Social networks are becoming a dime a dozen. Most are endless variations of the same social sharing theme, and few of them are interesting. But Hi is different. In the social-startup Mad Libs game – ‘It’s like Airbnb for boats’ or ‘It’s like Twitter for cats’ – Hi is like Instagram for writers.
Hi combines the composed photographs made popular by Instagram with the option to either dash off a brief caption – what the site calls a ‘sketch’ – or dive deeply into the story behind the photo. You can quickly submit a sketch and return to it later to expand on it, turning your 100-word blurb into a short story or epic poem.
This isn’t LiveJournal or some other teen-oriented microblogging service. Hi’s users are introspective people with thoughtful things to say about their cities.
Capturing the zeitgeist
Location is key for Hi, which claims “narrative mapping the world” as its mission. The network grew out of a Tokyo-based literary journal called Hitotoki. Hi cofounders Craig Mod, a former product designer at Flipboard, and designer Chris Palmieri took the digital magazine, which collected short stories about Tokyo, and turned it into Hi, which is designed to collect stories from around the world.

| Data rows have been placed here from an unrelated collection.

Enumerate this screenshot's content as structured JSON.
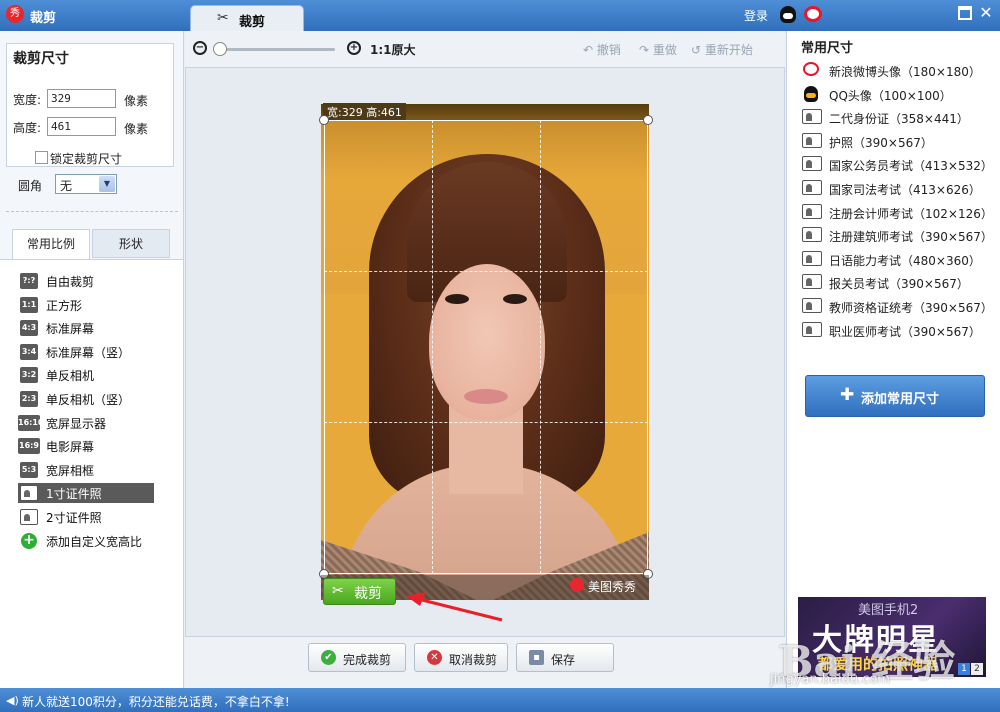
{
  "app": {
    "title": "裁剪",
    "logo_char": "秀",
    "tab_label": "裁剪",
    "login": "登录"
  },
  "left": {
    "size_title": "裁剪尺寸",
    "width_label": "宽度:",
    "width_value": "329",
    "height_label": "高度:",
    "height_value": "461",
    "unit": "像素",
    "lock_label": "锁定裁剪尺寸",
    "lock_checked": false,
    "round_label": "圆角",
    "round_value": "无",
    "tabs": [
      "常用比例",
      "形状"
    ],
    "ratios": [
      {
        "icon": "?:?",
        "label": "自由裁剪"
      },
      {
        "icon": "1:1",
        "label": "正方形"
      },
      {
        "icon": "4:3",
        "label": "标准屏幕"
      },
      {
        "icon": "3:4",
        "label": "标准屏幕（竖）"
      },
      {
        "icon": "3:2",
        "label": "单反相机"
      },
      {
        "icon": "2:3",
        "label": "单反相机（竖）"
      },
      {
        "icon": "16:10",
        "label": "宽屏显示器"
      },
      {
        "icon": "16:9",
        "label": "电影屏幕"
      },
      {
        "icon": "5:3",
        "label": "宽屏相框"
      },
      {
        "icon": "id-photo-icon",
        "label": "1寸证件照",
        "selected": true
      },
      {
        "icon": "id-photo-icon",
        "label": "2寸证件照"
      },
      {
        "icon": "plus-icon",
        "label": "添加自定义宽高比"
      }
    ]
  },
  "toolbar": {
    "zoom_text": "1:1原大",
    "undo": "撤销",
    "redo": "重做",
    "restart": "重新开始"
  },
  "canvas": {
    "dim_label": "宽:329 高:461",
    "crop_button": "裁剪",
    "watermark": "美图秀秀"
  },
  "actions": {
    "done": "完成裁剪",
    "cancel": "取消裁剪",
    "save": "保存"
  },
  "right": {
    "title": "常用尺寸",
    "presets": [
      {
        "icon": "weibo-icon",
        "label": "新浪微博头像（180×180）"
      },
      {
        "icon": "qq-icon",
        "label": "QQ头像（100×100）"
      },
      {
        "icon": "id-photo-icon",
        "label": "二代身份证（358×441）"
      },
      {
        "icon": "id-photo-icon",
        "label": "护照（390×567）"
      },
      {
        "icon": "id-photo-icon",
        "label": "国家公务员考试（413×532）"
      },
      {
        "icon": "id-photo-icon",
        "label": "国家司法考试（413×626）"
      },
      {
        "icon": "id-photo-icon",
        "label": "注册会计师考试（102×126）"
      },
      {
        "icon": "id-photo-icon",
        "label": "注册建筑师考试（390×567）"
      },
      {
        "icon": "id-photo-icon",
        "label": "日语能力考试（480×360）"
      },
      {
        "icon": "id-photo-icon",
        "label": "报关员考试（390×567）"
      },
      {
        "icon": "id-photo-icon",
        "label": "教师资格证统考（390×567）"
      },
      {
        "icon": "id-photo-icon",
        "label": "职业医师考试（390×567）"
      }
    ],
    "add_button": "添加常用尺寸",
    "ad": {
      "top": "美图手机2",
      "big": "大牌明星",
      "sub": "都爱用的拍照神器",
      "page1": "1",
      "page2": "2"
    }
  },
  "watermarks": {
    "baidu": "Bai 经验",
    "url": "jingyan.baidu.com"
  },
  "status": "新人就送100积分，积分还能兑话费，不拿白不拿!",
  "colors": {
    "titlebar": "#2f6fbd",
    "crop_green": "#4aa61f",
    "accent_blue": "#3a7fd9"
  }
}
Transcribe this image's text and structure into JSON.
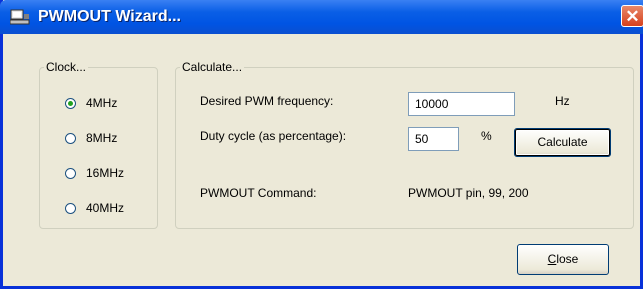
{
  "window": {
    "title": "PWMOUT Wizard...",
    "close_glyph": "✕"
  },
  "clock": {
    "legend": "Clock...",
    "options": [
      {
        "label": "4MHz",
        "checked": true
      },
      {
        "label": "8MHz",
        "checked": false
      },
      {
        "label": "16MHz",
        "checked": false
      },
      {
        "label": "40MHz",
        "checked": false
      }
    ]
  },
  "calculate": {
    "legend": "Calculate...",
    "frequency_label": "Desired PWM frequency:",
    "frequency_value": "10000",
    "frequency_unit": "Hz",
    "duty_label": "Duty cycle (as percentage):",
    "duty_value": "50",
    "duty_unit": "%",
    "calculate_button": "Calculate",
    "command_label": "PWMOUT Command:",
    "command_value": "PWMOUT pin, 99, 200"
  },
  "close_button": "Close"
}
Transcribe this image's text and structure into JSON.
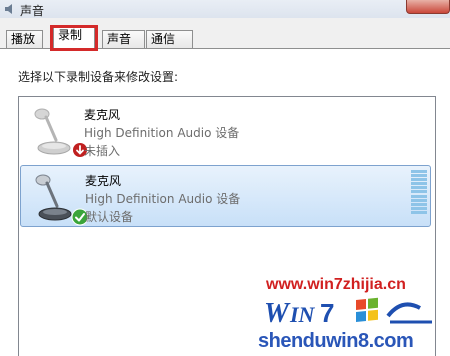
{
  "window": {
    "title": "声音"
  },
  "tabs": [
    {
      "label": "播放",
      "active": false
    },
    {
      "label": "录制",
      "active": true
    },
    {
      "label": "声音",
      "active": false
    },
    {
      "label": "通信",
      "active": false
    }
  ],
  "instruction": "选择以下录制设备来修改设置:",
  "devices": [
    {
      "name": "麦克风",
      "driver": "High Definition Audio 设备",
      "status": "未插入",
      "selected": false,
      "badge_icon": "unplugged-arrow-icon"
    },
    {
      "name": "麦克风",
      "driver": "High Definition Audio 设备",
      "status": "默认设备",
      "selected": true,
      "badge_icon": "default-check-icon"
    }
  ],
  "watermark": {
    "url": "www.win7zhijia.cn",
    "site": "shenduwin8.com"
  },
  "colors": {
    "highlight_box": "#d42a2a",
    "selection": "#c8e0f8",
    "default_badge": "#3aa53a",
    "unplugged_badge": "#c02020"
  }
}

“Great cities are defined by an intermingling of perspectives and experience – some from people who have lived there for decades, others who just arrived,” Palmieri says. “We hope to capture a solid mix of that in Hi.”
Hi launched 17 July in beta, but has already drawn users from more than 600 cities worldwide. The network is currently invitation-only to keep the high-quality content flowing (and to prevent the company’s servers from melting, Mod says).
Smartphone apps are in the works, but for now users are saving Hi’s mobile site to their home screen to upload photos quickly. The Hi team hopes that the images’ location-specific tags (which also include weather information) will capture and curate moments from major events. In this respect, Hi is like the literary love child of Instagram, Twitter and Storify.
One writer uploaded a photo of a street party in Abdeen, Egypt, to commemorate the life of a friend killed last year in the Tahrir Square clashes. “The street, scene of so many confrontations with police, now with all its amazing murals and graffiti, felt welcoming and homey,” he wrote. “At the end of the evening, someone brought out a cake.”
The Abdeen moment – a simple one with big implications, captured and circulated on Hi – is exactly what Mod and Palmieri are going for. Then there’s the astronaut who recently joined the network.
“We hope to see some meditations on life in the ISS [International Space Station] at some point,” Mod says.
The next phase
Activists and astronauts aside, Hi users are average people who use the network to upload shots of San Francisco, Tokyo and Dublin with thoughts about their days, their careers and their lives. If you want to know more about a sketch or a photograph, you can ask the user to ‘extend the moment’ – to write more.
Hi has big plans. Apps and more social features are coming. Currently users can create profiles with basic information such as a bio and location, but they have no way to friend or follow other people. Stumbling upon other users’ sketches is a random occurrence. But all of that may soon change.
Mod and Palmieri plan to keep Hi invitation-only until they “understand exactly how the platform will be used, are able to test out major upcoming features, and the community has the strength to withstand an opening of public floodgates,” Mod says.
Fancy that: a social network with a strategy. Hi might just have a bright future.